Saturday, 09 October 2021 12:57

Power Dive






POWER DIVE

US, 1941, 69 minutes, Black-and-white.
Richard Arlen, Jean Parker, Helen Mack, Roger Pryor, Don Castle, Cliff Edwards, Thomas Ross, Louis Jean Heydt.
Directed by James Hogan.

During the 1930s there were many aviation films especially with the interest of Howard Hughes. Cinematographers and editors became more adept at filming aerial combat and demonstration flights.

This brief film is in that vein. It is a story of inventors, one being killed in a crash and his wife grieving. Another, blind, working with plastics and experimenting.

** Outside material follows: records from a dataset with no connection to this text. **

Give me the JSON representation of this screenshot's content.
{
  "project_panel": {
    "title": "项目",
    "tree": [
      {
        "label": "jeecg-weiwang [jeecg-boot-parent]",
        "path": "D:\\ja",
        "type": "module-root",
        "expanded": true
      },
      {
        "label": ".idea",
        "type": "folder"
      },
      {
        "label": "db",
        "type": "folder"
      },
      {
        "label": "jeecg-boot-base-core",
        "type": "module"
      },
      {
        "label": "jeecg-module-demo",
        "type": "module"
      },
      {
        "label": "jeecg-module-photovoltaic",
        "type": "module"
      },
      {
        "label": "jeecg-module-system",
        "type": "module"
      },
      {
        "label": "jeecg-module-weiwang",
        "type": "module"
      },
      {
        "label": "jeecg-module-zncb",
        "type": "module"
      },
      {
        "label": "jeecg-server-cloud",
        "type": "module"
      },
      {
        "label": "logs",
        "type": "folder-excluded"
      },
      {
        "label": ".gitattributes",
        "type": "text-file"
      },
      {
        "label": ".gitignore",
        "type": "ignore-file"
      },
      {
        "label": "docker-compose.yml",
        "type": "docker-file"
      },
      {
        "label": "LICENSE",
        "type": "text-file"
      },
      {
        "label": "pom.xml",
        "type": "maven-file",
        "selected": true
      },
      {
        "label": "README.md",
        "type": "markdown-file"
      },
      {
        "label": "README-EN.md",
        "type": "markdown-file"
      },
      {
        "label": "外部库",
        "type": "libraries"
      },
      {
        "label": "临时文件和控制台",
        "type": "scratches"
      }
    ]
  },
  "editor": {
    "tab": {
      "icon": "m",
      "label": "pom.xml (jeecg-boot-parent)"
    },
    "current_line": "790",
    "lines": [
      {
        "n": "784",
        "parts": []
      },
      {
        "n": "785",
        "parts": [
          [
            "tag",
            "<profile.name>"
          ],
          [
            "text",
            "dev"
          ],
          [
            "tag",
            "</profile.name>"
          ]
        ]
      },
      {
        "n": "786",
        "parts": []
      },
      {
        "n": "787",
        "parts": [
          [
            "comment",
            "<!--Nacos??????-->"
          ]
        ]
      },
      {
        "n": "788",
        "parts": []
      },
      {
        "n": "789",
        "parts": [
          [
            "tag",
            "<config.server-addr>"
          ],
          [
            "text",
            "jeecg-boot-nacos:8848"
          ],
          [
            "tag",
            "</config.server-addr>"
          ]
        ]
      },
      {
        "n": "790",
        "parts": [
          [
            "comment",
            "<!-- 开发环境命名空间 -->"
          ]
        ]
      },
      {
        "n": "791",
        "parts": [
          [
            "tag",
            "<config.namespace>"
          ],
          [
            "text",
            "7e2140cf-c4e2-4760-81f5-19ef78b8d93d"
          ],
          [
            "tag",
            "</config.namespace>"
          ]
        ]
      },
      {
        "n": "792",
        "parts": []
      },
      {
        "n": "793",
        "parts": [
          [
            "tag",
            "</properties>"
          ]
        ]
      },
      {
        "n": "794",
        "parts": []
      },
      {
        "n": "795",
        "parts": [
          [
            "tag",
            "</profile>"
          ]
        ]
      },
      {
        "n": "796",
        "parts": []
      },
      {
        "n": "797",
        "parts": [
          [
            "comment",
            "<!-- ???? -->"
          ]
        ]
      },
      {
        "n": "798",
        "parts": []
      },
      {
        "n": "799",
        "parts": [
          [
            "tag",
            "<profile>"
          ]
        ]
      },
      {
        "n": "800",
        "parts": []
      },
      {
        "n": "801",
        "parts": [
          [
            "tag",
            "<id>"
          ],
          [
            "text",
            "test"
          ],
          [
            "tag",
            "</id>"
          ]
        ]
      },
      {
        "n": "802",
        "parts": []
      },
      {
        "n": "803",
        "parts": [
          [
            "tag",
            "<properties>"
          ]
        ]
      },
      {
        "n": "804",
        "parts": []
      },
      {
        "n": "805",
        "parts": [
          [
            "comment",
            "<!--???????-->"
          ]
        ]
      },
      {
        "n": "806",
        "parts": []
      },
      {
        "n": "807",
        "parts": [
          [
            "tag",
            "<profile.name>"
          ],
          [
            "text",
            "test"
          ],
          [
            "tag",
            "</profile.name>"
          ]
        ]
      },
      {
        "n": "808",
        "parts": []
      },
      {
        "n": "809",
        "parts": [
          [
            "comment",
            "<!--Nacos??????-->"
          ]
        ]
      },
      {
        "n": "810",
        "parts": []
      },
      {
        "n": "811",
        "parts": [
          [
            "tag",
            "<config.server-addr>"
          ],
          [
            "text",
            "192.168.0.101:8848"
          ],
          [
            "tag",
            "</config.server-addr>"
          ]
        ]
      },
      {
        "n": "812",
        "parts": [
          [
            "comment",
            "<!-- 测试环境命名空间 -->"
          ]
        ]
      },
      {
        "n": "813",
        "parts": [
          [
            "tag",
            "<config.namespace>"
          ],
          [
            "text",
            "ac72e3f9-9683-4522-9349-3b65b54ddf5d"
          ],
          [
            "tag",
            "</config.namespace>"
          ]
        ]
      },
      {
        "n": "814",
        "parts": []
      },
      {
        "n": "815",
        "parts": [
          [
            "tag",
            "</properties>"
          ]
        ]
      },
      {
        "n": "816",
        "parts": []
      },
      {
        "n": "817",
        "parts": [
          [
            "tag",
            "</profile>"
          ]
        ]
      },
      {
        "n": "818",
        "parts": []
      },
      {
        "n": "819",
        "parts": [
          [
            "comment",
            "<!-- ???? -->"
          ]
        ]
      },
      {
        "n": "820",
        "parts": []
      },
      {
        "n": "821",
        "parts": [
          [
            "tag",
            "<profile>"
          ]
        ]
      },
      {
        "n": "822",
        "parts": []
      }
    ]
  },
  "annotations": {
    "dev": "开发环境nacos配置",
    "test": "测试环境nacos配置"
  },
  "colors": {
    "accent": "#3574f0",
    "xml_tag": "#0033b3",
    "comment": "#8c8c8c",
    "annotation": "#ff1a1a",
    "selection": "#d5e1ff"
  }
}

There are also two brothers, one a crash pilot, the other an inventor, the rivalry – especially with the daughter of the blind inventor, Jean Parker. Richard Arlen is the pilot. He and Jean Parker appeared that year in another aviation film, Flying Blind.

So, while there are the dramatics, there are also the aerial sequences, the risks that pilots took, going high in the air, trying to manage the craft in the gears, the peeling away of plastic, loss of consciousness, the crash dives.

There is what now seems rather lame comedy from one of the workers at the airport, Cliff Edwards.

This was the atmosphere of 1941, the film released in the months before the bombing of Pearl Harbor. The film is mainly of interest to those who like to know about the development of planes and aviation in the early 20th century.